Source: Institut Montaigne
From 2018 to mid-2019, the consensus among economists on the consequences of the US-China trade conflict was deafening. One economic think-tank after another issued papers and/or op-eds explaining that the Trump administration’s tariff increases was akin to dropping a stone on one’s own foot. In a second volley, it was often said that "decoupling" technologies and their financing would hurt America’s high tech sector and its international partners as much as China, which would also be encouraged in its push for self-reliance. Assessments from Chinese sources, and especially the PRC’s controlled media1, have hovered between ambitious claims and more cautious perspectives. One of these affirmed that China would prevail "in the long term", thanks to the resilience of the Chinese economy and/or political system, with even a chance for China to develop self-reliant technologies. The less optimistic perspectives, according to another viewpoint, mentions "the extreme case, where the United States imposes tariffs on all imports good from China, and China on all imports from the US, China will suffer more than the US. Therefore, China should not be driven by the US and flight in the field that is disadvantageous to itself".2 Others have stuck to a middle course, emphasizing the lose-lose nature of a full-blown trade conflict.3 There have also been variations in time. Firstly with optimism, until the resumption of Trump’s trade offensive in the spring of 2018. Then succeeded by a more hesitant mood. A return to stridency in August 2019 when there was a new phase of tit for tat tariffs announcements. Several statements since that date have been ambivalent, legitimizing both "principles" and "flexibility/compromise" on the Chinese side. Clearly, Chinese analysts are having a hard time predicting the behavior of their own side in the conflict.
The school of self-castigation
Some Western think tank interpretations or predictions went further, without fearing a degree of inner contradiction: the global economic slow-down in 2019 is often attributed to lower growth in China, with lower external demand and less financing going abroad.
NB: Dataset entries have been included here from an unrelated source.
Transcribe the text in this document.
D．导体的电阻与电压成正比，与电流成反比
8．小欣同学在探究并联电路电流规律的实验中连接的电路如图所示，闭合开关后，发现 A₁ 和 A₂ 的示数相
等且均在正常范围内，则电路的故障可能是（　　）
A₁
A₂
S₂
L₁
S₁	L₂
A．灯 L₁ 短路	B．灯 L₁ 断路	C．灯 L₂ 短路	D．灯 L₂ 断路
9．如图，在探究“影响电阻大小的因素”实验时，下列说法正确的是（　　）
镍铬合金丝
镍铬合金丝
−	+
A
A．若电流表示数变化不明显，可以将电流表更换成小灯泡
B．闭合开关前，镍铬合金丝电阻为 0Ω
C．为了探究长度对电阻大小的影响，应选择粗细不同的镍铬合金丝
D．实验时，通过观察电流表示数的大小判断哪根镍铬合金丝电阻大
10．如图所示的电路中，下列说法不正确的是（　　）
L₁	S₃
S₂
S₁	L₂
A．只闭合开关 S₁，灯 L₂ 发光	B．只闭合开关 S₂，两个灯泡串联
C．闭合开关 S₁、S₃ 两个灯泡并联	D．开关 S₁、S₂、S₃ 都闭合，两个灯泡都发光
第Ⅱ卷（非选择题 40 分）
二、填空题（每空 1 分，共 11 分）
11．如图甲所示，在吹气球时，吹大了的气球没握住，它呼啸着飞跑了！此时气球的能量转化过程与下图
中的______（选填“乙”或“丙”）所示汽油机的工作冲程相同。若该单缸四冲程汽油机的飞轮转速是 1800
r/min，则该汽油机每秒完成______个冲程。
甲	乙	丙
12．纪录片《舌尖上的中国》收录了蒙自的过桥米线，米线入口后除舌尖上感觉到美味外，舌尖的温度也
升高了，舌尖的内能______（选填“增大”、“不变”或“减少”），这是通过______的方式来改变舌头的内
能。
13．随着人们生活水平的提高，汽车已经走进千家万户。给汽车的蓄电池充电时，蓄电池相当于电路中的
Thus the trade conflict would have no significant impact on China, yet enough impact at the same time to slow down global growth...
Decoupling itself has become a topic of discussion. Even if this is not something the Trump administration recognizes as its strategy, the fact that Steve Bannon is pushing it, and its frequent mention by Chinese sources even as the "strategic goal" of the Trump administration as opposed to its "trade goal"4 have given real saliency to the issue. The IMF has opportunely published a paper based on a two-country modeling of changes in value chains, deducing that value chains are mostly inflexible. The conclusion, left implicit, is that "decoupling" simply cannot happen. In response to a Nomura Research Institute study that pointed out the trade diversion effects of the US-China trade conflict, IMF’s Christine Lagarde acknowledged it yet pointed out that the net impact on the overall US trade balance would not be felt and that these trade diversion benefits for other economies were only "a short term fix". Yet a shift of US imports to other providers, unless it results from bogus Chinese sales through these third countries, implies shifts in the value chain5, and would seem to contradict the IMF’s theoretical model. As we shall see, some value chains are indeed very hard to replace, and both parties in the trade conflict have chosen to spare these for the time being. But that does not apply, by any means, to the entire mutual integration of what was once called Chimerica.